THE ONLY THING THAT COULD COMBAT THE PNEUMATOMACHI WAS AN AFFIRMATION OF THE CONSUBSTANTIALITY OF THE HOLY SPIRIT WITH THE FATHER, JUST AS THE MAIN THRUST OF THE DEBATE AGAINST THE ARIANS WAS TO AFFIRM THE CONSUBSTANTIALITY OF THE SON WITH THE FATHER. The only possible conclusion is that the phrase “
proceeds from the Father” was added to the Nicene Creed by the Fathers of the Second Ecumenical Council to PRIMARILY affirm the consubstantiality of the Holy Spirit with the Father,
NOT the subsistence, which the Pneumatomachi already readily affirmed.
I am not ashamed to say that the Latin Church had the meaning of the Creed right all along.
This throws a whole new light on the whole debate. It is impossible for me to believe that not a single person from the Eastern or Oriental Church of any import had ever noticed that many Latins (though not indeed in Rome) had already begun using
filioque in the Creed prior to the
local debate in the seventh century of which St. Maximos was a part (the fact that that episode itself only had local import is very telling of the matter). I can see that if everyone understood that the phrase “
proceeds from the Father” refers to the consubstantiality instead of the subsistence, then Easterns or Orientals who heard the Latins using
filioque wouldn’t have batted an eyelid upon noticing it.

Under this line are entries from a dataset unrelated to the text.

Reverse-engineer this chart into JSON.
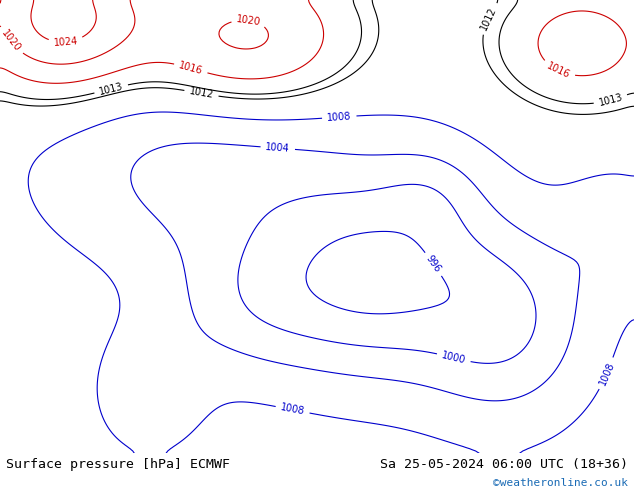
{
  "title_left": "Surface pressure [hPa] ECMWF",
  "title_right": "Sa 25-05-2024 06:00 UTC (18+36)",
  "credit": "©weatheronline.co.uk",
  "bg_land": "#b5d9a0",
  "bg_sea": "#d8e8f0",
  "bg_highland": "#c8c8c8",
  "border_color": "#888888",
  "bottom_bar_color": "#ffffff",
  "bottom_text_color": "#000000",
  "credit_color": "#1a6bb5",
  "title_fontsize": 9.5,
  "credit_fontsize": 8,
  "figsize": [
    6.34,
    4.9
  ],
  "dpi": 100,
  "isobar_low_color": "#0000cc",
  "isobar_high_color": "#cc0000",
  "isobar_normal_color": "#000000",
  "isobar_fontsize": 7,
  "contour_linewidth": 0.8,
  "lon_min": 22,
  "lon_max": 107,
  "lat_min": 5,
  "lat_max": 57
}
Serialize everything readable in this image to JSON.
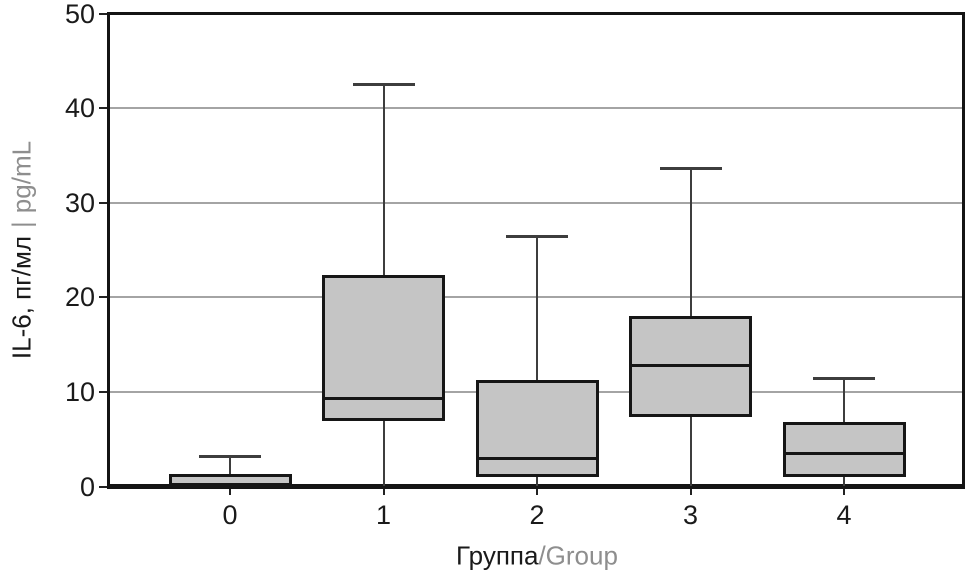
{
  "chart_data": {
    "type": "boxplot",
    "title": "",
    "x_axis_title": {
      "primary": "Группа",
      "secondary": "/Group"
    },
    "y_axis_title": {
      "primary": "IL-6, пг/мл",
      "separator": "|",
      "secondary": "pg/mL"
    },
    "categories": [
      "0",
      "1",
      "2",
      "3",
      "4"
    ],
    "y_ticks": [
      0,
      10,
      20,
      30,
      40,
      50
    ],
    "ylim": [
      0,
      50
    ],
    "grid": "horizontal",
    "legend": "none",
    "series": [
      {
        "category": "0",
        "whisker_low": 0,
        "q1": 0,
        "median": 0,
        "q3": 1.3,
        "whisker_high": 3.2
      },
      {
        "category": "1",
        "whisker_low": 0,
        "q1": 6.9,
        "median": 9.3,
        "q3": 22.4,
        "whisker_high": 42.5
      },
      {
        "category": "2",
        "whisker_low": 0,
        "q1": 1.0,
        "median": 3.0,
        "q3": 11.3,
        "whisker_high": 26.4
      },
      {
        "category": "3",
        "whisker_low": 0,
        "q1": 7.3,
        "median": 12.8,
        "q3": 18.0,
        "whisker_high": 33.6
      },
      {
        "category": "4",
        "whisker_low": 0,
        "q1": 1.0,
        "median": 3.5,
        "q3": 6.8,
        "whisker_high": 11.4
      }
    ],
    "colors": {
      "background": "#ffffff",
      "box_fill": "#c5c5c5",
      "box_border": "#161616",
      "median": "#161616",
      "whisker": "#3d3d3d",
      "gridline": "#a4a4a4",
      "frame": "#141414",
      "tick_mark": "#222222",
      "tick_label": "#1a1a1a",
      "secondary_text": "#8e8e8e"
    }
  }
}
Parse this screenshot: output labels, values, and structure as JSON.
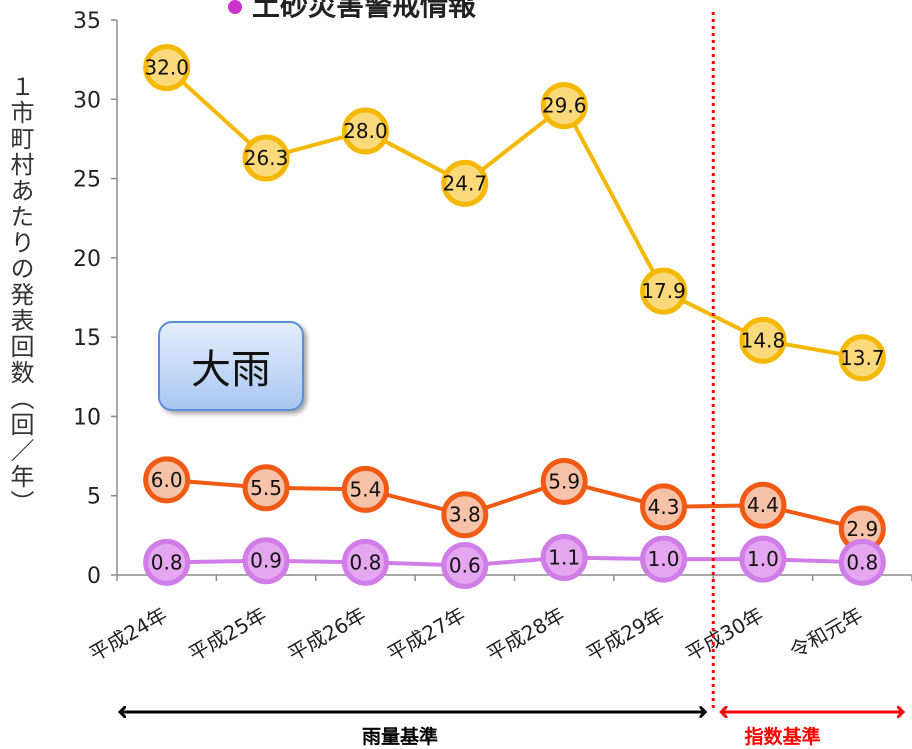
{
  "title_fragment": "土砂災害警戒情報",
  "y_axis_label": "１市町村あたりの発表回数（回／年）",
  "callout_label": "大雨",
  "periods": {
    "rain_basis": "雨量基準",
    "index_basis": "指数基準"
  },
  "colors": {
    "series_top_line": "#f5b800",
    "series_top_fill": "#fcd97a",
    "series_mid_line": "#f05a14",
    "series_mid_fill": "#f8c2a8",
    "series_bottom_line": "#d17de8",
    "series_bottom_fill": "#e3a6ef",
    "divider": "#ff0000",
    "rain_arrow": "#000000",
    "index_arrow": "#ff0000"
  },
  "chart_data": {
    "type": "line",
    "categories": [
      "平成24年",
      "平成25年",
      "平成26年",
      "平成27年",
      "平成28年",
      "平成29年",
      "平成30年",
      "令和元年"
    ],
    "ylim": [
      0,
      35
    ],
    "yticks": [
      0,
      5,
      10,
      15,
      20,
      25,
      30,
      35
    ],
    "series": [
      {
        "values": [
          32.0,
          26.3,
          28.0,
          24.7,
          29.6,
          17.9,
          14.8,
          13.7
        ]
      },
      {
        "values": [
          6.0,
          5.5,
          5.4,
          3.8,
          5.9,
          4.3,
          4.4,
          2.9
        ]
      },
      {
        "values": [
          0.8,
          0.9,
          0.8,
          0.6,
          1.1,
          1.0,
          1.0,
          0.8
        ]
      }
    ],
    "divider_between": [
      "平成29年",
      "平成30年"
    ],
    "grid": false
  }
}
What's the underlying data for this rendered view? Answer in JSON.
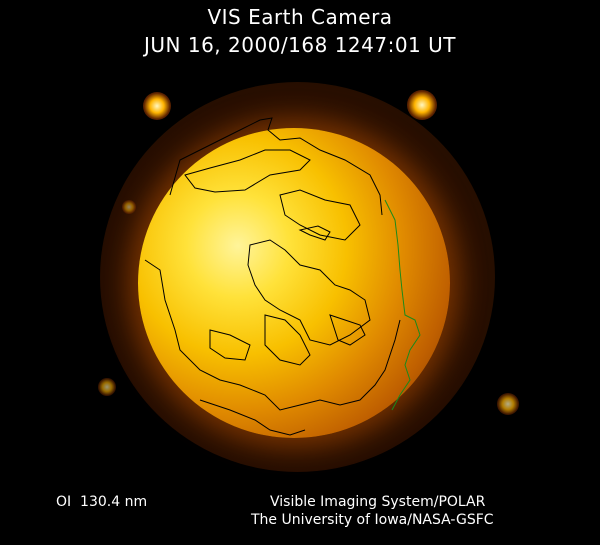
{
  "header": {
    "title": "VIS Earth Camera",
    "timestamp": "JUN 16, 2000/168 1247:01 UT"
  },
  "footer": {
    "wavelength": "OI  130.4 nm",
    "credit_line1": "Visible Imaging System/POLAR",
    "credit_line2": "The University of Iowa/NASA-GSFC"
  },
  "colors": {
    "background": "#000000",
    "text": "#ffffff",
    "disk_core": "#ffe23a",
    "disk_edge": "#8a3a00",
    "coastline": "#000000",
    "terminator_coast": "#1a8a1a"
  }
}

It was only later that Easterns began to understand that “
proceeds from the Father” primarily refers to the subsistence, instead of the consubstantiality, the latter being the ORIGINAL intent of the Fathers at Constantinople. And that is where we are at now.
I would point out that prior to the 20th century,
filioque was not an issue between the Coptic and Catholic Churches. As I mentioned in another thread, there was actually intercommunion between the Copts and Catholics in Egypt for about 100 years in the 17th - 18th centuries. Even today, the main focus of the issue of
filioque between the Oriental and Catholic Churches is its canonical addition, not its theological import (though one can certainly find examples of Orientals who approach it from a theological standpoint, though I believe that is only a symptom of undue influence of the EO on OO in modern ecumenical ventures).